Following the general statement, each leader provides additional comments, which should guide entities subject to each applicable regulator’s review. Heath Tarbert (Chairman, CFTC) notes that introducing brokers and futures commission merchants are required to report suspicious activity and implement reasonably-designed AML programs, regardless of whether the digital assets qualify as commodities or are used as derivatives. Kenneth A. Blanco (Director, FinCEN) advises those handling digital assets to review FinCEN’s May 2019 interpretive guidance, under which FinCEN makes clear that many digital asset activities would qualify a person as a money services business subject to AML/CFT obligations (unless the person is registered with and functionally regulated and examined by the SEC or CFTC, whereby they would be subject to the BSA obligations of those regulators).  Jay Clayton (Chairman, SEC) reminds persons engaged in activities involving digital assets as securities that they remain subject to federal securities laws, but certain rules also apply regardless of whether the assets are securities, such as broker-dealer financial responsibility rules.

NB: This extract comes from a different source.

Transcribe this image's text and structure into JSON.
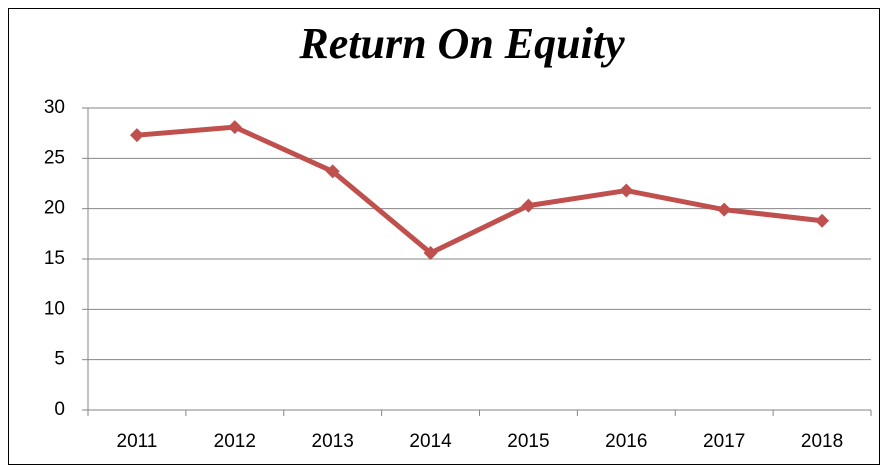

In October, the U.S. Department of the Treasury (the “Treasury”) released its Annual Plan, outlining the Office of Inspector General’s audit and investigative priorities for fiscal year 2018. The Annual Plan notes that “digital currencies provide a potential money laundering instrument because they facilitate international payments without the transmittal services of traditional financial service,” and identifies determining “how FinCEN identifies, prioritizes, and addresses money laundering and terrorist financing risks associated with virtual currencies” as a departmental priority.